Das muss auch in einer Situation gewährleistet sein, wenn ich selber nicht mehr mich äußern kann und wenn ich es festgeschrieben habe. Ein hoher Detaillierungsgrad ist, glaube ich, auch nicht wirklich möglich, weil ob ich eine Dialysebehandlung bekommen möchte, ob ich unter Umständen eine Antibiotika-Behandlung bekommen möchte, wenn ich eine Lungenentzündung am Ende des Lebens habe und so weiter, das kann ich ja nicht alles auflisten. Das würde ja bedeuten, ich müsste hohen Sachverstand haben, den ich aber in aller Regel ja nicht haben kann.

Und insofern denke ich, es ist völlig ausreichend und ausschließlich möglich, einen relativ geringen Detaillierungsgrad zu haben und eine Intention mitzuteilen. Und diese Intention bedeutet nicht, dass der Arzt da nicht eine Möglichkeit hat, in dem Kontext der aktuellen Situation noch zu entscheiden.

Kolkmann: Sind Sie manchmal in einen Konflikt gekommen bei Ihrer Entscheidung, was Sie mit einem Patienten machen oder nicht?

Nagel: Ich glaube, es ist beständig, gerade auf der Intensivstation, ein Konflikt, weil man ja immer um eine Prognose ringt. Man weiß nicht genau, wird die zusätzliche Behandlung mit dieser oder jener Maßnahme den Patienten wirklich noch mal auf den Weg der Besserung bringen.

Insofern ist es immer wiederum ein Ringen jeden Tag, vielleicht sogar mehrfach am Tag, zu entscheiden, wie fahren wir fort. Und im Nachhinein sieht es natürlich manchmal aus, die eine oder andere Entscheidung war falsch.

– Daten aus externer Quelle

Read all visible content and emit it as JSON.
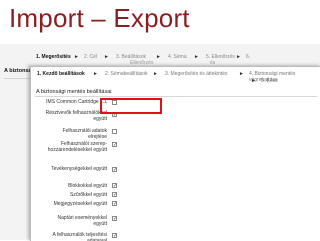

Aber es wird nicht möglich sein, auch solche vielleicht falschen Entscheidungen dann doch zu begehen, und erst im Nachhinein zu wissen, was ist richtig.

Kolkmann: Ist es eigentlich noch wichtiger, als über die Patientenverfügung zu diskutieren, über die Sterbebegleitung insgesamt zu sprechen, vor allem auch die Palliativmedizin, die den letzten Weg ja menschenwürdig, das heißt erträglich machen soll?

Nagel: Also ich glaube, das ist ein ganz wichtiger Punkt. Es ist eine Diskussion um unsere Sterbekultur in unserem Land, und wenn heute der Bundestag darüber diskutiert, ist es ein Zeichen dafür, dass es dringend notwendig ist, in unserem Land über diese Sterbekultur zu diskutieren. Wir müssen doch da hinkommen, dass das Sterben wieder ein Teil eines gelingenden Lebens ist, und nicht etwas, was man in Krankenhäuser oder Pflegeheime abschiebt.

Kolkmann: Vielen Dank für das Gespräch.